How to Choose the Right School for Me

You’re about to make one of your first grown-up decisions, and it’s going to be a tough one. From among the thousands of colleges in the world, you have to choose just a handful to apply to. You could take the easy way out, of course—you know how to pick a college or university randomly Or you can do the slightly harder work that will pay off for decades to come. You can take a long look in the mirror and ask yourself:

Who is this person anyway? What does she want out of college? What kind of campus will make him feel at home? If you haven’t worried too much about self-awareness before, now’s the time—before you make a huge, costly blooper and wind up unhappy.

What kinds of situations have made you feel academically and socially successful in high school? If you haven’t been successful, why not? Which kinds of classes have you gotten the most out of? What sorts of people have you enjoyed hanging out with? Which activities have really been fun? How different from high school do you want your college experience to be?

What kinds of academic programs interest me?

First, ask yourself why you want to go to college or university at all. Are you looking for a chance to dig deep into your studies, think big thoughts, and discuss them late into the night over coffee with your intellectual friends? Or are you mostly after the training that will prepare you for a specific career? Somebody who thinks of college or university as a time to burn the midnight oil exploring new lines of inquiry is apt to be happiest with a liberal arts education, which will supply the general knowledge and critical thinking skills needed in any number of jobs. A pre-professional or more practice-oriented education, one with lots of internship opportunities, for example, might suit you better if you already know that you’re headed for a career in, say, nursing, nuclear engineering, or graphic design.

But unless you have such a highly specialized career in mind, knowing what type of education you want (liberal arts or practice-oriented) isn’t the same thing as knowing exactly what you want to study—nor should it be. College counselors and admissions officers say one of the most common mistakes high school students make when figuring out where to apply is that they worry too much about finding colleges strong in whatever field they think will be their major.

How challenging do I want college or university to be?

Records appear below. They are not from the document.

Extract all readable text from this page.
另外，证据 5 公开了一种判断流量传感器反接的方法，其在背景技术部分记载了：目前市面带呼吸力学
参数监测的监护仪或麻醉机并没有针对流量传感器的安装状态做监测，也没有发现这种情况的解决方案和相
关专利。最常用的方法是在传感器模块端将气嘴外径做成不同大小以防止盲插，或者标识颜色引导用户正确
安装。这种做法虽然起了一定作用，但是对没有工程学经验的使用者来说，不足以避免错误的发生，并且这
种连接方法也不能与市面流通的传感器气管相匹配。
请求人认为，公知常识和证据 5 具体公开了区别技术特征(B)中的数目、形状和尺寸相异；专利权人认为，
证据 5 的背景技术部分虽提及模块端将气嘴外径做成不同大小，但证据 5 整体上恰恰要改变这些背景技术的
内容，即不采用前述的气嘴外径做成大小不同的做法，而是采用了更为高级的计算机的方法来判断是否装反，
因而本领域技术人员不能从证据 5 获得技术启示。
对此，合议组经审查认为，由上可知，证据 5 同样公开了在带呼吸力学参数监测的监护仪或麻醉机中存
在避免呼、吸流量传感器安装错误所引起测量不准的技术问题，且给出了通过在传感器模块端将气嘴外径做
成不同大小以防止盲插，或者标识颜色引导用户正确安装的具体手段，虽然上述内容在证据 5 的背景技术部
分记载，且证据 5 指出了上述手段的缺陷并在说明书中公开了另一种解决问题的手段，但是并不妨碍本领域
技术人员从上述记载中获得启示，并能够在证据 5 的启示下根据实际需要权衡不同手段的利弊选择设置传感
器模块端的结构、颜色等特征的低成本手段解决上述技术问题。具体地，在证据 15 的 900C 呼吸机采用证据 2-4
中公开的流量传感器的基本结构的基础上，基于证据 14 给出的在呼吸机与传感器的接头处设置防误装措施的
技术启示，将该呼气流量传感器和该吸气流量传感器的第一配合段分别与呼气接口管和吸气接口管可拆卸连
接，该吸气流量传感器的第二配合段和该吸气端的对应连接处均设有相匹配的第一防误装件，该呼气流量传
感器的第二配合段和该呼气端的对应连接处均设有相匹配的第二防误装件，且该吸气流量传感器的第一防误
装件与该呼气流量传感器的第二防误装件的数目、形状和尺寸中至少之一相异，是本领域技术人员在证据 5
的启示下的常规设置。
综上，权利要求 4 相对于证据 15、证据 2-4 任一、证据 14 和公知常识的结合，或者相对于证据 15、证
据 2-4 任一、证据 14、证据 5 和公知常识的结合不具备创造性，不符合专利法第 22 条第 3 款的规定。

Lots of students these days are so determined to impress their friends and families that they automatically limit their list to the most selective colleges they can get into. They don’t stop to think about how hard they want to study and how well they handle pressure. These are both important questions to ask. You can’t choose the right school unless you know the answer, so get set to take a long look inward. Ask yourself these questions:

  • What do I want to get out of college? Maybe you’re after an intense but broad intellectual experience. Or perhaps you want training for a career in Web design.
  • What’s my learning style? Are you the hide-in-the back- of-the-lecture-hall type? Or are you someone who thrives on being in the thick of the discussion?
  • How competitive am I? You may struggle just to stay in the middle of the pack at a college where the whole freshman class consists of former high school stars.
  • What will I want to do with my time outside of class? Volunteer at a homeless shelter? Hike in the mountains? Go shopping?
  • How important is diversity? Perhaps you’re pretty conservative but don’t mind taking the heat from liberals, or maybe you’re more relaxed when you’re one of the crowd and everyone looks like you.
  • How independent am I? Remember: A major reason students transfer is that they want to be closer to home.